La nostra Associazione ha costituito un osservatorio per valutare i riflessi che la neo riforma Fornero avrà sull'esercizio della professione medica.

In particolare il senso di questa attenzione sta nel fatto che negli ultimi anni i contratti di natura libero professionale (a partita IVA) sono stati lo strumento attraverso il quale gli enti Ospedalieri hanno “acquisito” personale medico eludendo le norme sul lavoro dipendente.

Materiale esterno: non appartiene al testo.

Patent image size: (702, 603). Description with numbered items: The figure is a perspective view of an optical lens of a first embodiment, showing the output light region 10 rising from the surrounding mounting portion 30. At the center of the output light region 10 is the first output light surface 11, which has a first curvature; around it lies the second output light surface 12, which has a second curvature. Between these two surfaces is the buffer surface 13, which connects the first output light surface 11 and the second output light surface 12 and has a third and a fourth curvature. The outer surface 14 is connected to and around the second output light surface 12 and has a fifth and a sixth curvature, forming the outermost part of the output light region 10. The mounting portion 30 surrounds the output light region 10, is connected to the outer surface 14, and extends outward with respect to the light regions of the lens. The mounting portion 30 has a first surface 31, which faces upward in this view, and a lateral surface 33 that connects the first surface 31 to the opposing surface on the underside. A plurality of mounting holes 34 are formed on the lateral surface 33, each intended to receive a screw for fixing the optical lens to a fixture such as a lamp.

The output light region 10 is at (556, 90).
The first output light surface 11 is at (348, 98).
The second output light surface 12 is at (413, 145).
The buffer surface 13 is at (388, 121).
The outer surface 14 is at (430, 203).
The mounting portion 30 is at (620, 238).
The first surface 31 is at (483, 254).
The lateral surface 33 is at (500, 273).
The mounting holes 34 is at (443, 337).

La legge 92/12 (in vigore dal 18.07.12) apre sicuramente nuovi scenari ed infatti dalla data di entrata in vigore sono considerate false le partite IVA quelle con reddito dichiarato inferiore ad € 18.663,00 (per il 2012) se:

1) hanno una durata di oltre otto mesi;

2) un fatturato verso un unico committente oltre l'80% del volume di affari in un anno solare

3) una postazione fissa presso una delle sedi del committente.

Nel caso in cui si verifichino anche solo due dei presupposti il rapporto in partita IVA è considerato un co.co.co e, come tale, soggetto ai presupposti tipici del lavoro a progetto, ivi inclusa l'eventuale sanzione della conversione in rapporto di lavoro dipendente dall'origine.